Denver Police Department finishes major reorganization, with many demoted
There's a range of benefits that comes from this reshuffling, according to Department of Safety and DPD officials.
For example, Murray points to basic economic savings due to increased efficiencies that come with restructuring.
For detectives, the DPD went from 269 to 255 officers through this process, which Murray says will result in a savings of $73,780 per year. At the level of technicians, the savings is even greater -- at $347,310 per year, with a drop from 136 to 91 officers. And a decrease of corporals from 102 to 77 equates to annual savings of $263,500.
Sam Levin Robert White addressing reporters in August.
But White would have launched this process even if it didn't come with economic benefits, Murray says, because he believes it will push forward his goal of restoring the public's faith in the department.
"There's been an outcry by the public for many years about the Denver Police Department and the way the public perceived our interactions," Murray says. "Chief White was brought here to change that culture."
Forcing officers to go through that process essentially raises the bar and ideally will improve the quality of the department -- and Murray, who has been at the DPD for more than two decades, says it's the largest reform of this kind he's ever seen. "This is dramatic change. This is wholesale change," he notes.
White's "primary interest is building a police department that serves the needs of the community," White adds. "If it's gonna make officers unhappy...and it's the right thing to do for the community, he's gonna do it."
Plus, Murray says, "When you are rewarding the good employees, that's the right thing to do and they're quietly happy about it."
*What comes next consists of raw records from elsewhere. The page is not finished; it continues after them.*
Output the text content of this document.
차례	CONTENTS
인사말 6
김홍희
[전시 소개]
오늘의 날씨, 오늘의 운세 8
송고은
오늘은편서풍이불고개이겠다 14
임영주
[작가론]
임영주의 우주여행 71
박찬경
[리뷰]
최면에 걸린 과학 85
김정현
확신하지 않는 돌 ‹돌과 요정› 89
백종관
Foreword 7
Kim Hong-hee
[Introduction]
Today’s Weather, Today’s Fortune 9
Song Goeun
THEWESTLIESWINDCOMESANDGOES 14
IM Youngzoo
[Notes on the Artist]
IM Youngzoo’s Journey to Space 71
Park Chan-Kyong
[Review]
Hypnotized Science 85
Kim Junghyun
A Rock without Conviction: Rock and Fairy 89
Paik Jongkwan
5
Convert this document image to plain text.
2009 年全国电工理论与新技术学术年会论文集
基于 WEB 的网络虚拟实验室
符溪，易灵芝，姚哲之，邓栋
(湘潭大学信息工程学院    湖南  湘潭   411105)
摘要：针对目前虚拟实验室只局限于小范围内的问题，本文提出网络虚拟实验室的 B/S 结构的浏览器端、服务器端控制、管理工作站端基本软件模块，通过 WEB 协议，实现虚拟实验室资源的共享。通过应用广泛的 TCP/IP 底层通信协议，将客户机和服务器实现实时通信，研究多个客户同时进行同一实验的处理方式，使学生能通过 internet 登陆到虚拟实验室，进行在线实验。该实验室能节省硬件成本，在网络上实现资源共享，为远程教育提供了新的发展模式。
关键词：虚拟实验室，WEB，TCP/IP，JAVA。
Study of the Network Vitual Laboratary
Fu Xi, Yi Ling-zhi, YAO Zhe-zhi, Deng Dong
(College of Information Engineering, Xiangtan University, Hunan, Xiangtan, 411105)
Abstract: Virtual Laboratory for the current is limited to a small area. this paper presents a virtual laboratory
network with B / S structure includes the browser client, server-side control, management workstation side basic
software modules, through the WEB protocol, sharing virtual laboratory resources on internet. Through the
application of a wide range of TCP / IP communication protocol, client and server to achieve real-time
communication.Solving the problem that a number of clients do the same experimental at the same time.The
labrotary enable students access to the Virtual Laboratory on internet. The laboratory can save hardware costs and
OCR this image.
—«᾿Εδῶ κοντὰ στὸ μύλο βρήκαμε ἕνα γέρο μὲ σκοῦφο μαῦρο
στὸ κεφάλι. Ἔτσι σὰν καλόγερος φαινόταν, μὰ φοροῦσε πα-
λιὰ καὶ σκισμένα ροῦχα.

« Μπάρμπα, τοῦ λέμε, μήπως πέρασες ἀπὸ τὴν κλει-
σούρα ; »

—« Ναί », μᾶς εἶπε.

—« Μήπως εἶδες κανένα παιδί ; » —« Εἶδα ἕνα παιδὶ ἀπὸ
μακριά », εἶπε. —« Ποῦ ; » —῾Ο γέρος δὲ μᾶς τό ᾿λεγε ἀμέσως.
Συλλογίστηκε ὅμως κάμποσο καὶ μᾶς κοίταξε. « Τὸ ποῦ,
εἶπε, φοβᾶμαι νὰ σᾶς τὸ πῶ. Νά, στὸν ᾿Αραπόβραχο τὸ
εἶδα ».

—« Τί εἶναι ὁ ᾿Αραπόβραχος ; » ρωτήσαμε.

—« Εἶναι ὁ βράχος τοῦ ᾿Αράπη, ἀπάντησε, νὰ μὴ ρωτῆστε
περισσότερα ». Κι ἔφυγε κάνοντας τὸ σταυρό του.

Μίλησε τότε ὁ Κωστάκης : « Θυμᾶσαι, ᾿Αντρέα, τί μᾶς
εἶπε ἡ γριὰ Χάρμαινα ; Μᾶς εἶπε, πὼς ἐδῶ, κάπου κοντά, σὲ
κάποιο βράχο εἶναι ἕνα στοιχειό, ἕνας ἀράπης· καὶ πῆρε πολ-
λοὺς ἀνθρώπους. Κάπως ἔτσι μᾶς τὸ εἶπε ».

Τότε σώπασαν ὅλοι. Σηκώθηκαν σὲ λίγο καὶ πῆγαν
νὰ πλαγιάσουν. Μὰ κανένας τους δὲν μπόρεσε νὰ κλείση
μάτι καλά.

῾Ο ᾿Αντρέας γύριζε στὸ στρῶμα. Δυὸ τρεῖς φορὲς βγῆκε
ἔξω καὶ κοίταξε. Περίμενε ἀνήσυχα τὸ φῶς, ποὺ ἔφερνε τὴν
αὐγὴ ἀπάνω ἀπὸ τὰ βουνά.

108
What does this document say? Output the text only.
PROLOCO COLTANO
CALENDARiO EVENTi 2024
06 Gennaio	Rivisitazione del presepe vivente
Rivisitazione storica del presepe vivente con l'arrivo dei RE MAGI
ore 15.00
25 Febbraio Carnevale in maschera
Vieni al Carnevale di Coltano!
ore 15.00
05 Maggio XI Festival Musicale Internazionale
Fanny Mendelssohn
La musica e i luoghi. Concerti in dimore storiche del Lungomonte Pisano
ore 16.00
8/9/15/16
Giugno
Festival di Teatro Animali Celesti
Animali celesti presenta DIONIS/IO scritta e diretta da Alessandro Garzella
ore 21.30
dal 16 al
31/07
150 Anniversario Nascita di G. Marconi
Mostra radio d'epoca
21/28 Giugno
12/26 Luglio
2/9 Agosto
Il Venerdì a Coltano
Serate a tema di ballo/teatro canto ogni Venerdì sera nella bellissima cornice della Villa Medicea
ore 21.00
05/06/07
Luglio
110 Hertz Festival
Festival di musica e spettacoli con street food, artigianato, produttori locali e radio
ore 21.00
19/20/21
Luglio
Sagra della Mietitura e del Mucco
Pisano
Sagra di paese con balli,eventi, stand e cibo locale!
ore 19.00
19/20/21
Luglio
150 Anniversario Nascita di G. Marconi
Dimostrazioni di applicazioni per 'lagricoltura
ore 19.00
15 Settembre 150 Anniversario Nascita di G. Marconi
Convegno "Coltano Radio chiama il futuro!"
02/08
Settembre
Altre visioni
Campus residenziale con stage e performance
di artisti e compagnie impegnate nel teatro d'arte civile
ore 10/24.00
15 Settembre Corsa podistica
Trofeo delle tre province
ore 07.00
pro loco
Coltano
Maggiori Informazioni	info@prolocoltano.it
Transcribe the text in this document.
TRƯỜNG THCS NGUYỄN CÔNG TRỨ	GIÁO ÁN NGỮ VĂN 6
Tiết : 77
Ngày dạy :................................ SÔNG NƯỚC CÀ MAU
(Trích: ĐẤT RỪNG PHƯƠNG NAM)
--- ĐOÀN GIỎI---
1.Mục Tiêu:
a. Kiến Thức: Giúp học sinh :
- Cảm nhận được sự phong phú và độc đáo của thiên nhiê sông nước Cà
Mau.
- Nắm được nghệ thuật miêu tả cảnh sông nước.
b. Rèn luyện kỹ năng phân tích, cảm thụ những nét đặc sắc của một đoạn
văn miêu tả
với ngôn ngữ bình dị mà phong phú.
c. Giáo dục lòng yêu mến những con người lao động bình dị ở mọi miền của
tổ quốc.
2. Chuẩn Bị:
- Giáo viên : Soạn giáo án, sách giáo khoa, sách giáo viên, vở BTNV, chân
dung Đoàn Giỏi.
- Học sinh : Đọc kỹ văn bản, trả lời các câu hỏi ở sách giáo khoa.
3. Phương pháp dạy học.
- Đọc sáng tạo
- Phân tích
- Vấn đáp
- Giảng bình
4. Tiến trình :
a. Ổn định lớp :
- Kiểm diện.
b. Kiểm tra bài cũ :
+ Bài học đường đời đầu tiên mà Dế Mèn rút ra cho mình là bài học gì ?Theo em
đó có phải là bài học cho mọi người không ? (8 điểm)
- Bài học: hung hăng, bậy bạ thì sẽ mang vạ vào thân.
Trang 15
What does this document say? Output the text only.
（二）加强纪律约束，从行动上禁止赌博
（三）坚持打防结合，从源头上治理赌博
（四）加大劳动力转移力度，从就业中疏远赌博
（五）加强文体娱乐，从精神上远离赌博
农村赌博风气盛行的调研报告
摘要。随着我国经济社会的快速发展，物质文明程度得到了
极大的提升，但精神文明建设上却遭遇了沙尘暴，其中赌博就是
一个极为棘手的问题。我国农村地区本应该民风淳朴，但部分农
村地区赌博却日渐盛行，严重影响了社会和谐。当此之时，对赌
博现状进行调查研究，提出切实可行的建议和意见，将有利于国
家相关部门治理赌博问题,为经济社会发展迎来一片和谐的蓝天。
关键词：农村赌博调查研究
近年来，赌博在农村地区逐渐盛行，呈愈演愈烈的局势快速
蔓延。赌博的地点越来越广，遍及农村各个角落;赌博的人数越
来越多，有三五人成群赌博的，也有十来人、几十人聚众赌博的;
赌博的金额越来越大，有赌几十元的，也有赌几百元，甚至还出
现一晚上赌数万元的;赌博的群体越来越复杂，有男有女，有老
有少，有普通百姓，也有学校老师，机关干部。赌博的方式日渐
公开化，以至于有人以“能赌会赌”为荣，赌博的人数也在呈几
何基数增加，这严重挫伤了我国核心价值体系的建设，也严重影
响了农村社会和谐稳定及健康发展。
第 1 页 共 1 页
In a recent e-mail about the restructuring, White wrote:
Change is always difficult and I understand the changes that have taken place this year have impacted you and your families. Thank you for your dedication to our community and your professionalism in carrying out your job responsibilities. We are seeing a difference in our interactions with the community and the recognition, by the media, of good work performed by our employees.
When we spoke with him about the restructuring, Martinez said he hoped it would put better officers in higher positions, which would then have a positive impact on the ranks below as well. "It puts people in charge who are aligned with the mission and values of the department, because it gives those people opportunities to select the people that are working for them," he explained, adding that it allows "people to be held accountable for the actions of those people that they're supervising."
And the positive results could extend beyond the department, Martinez said: "It should begin a process of a more genteel interaction with the public."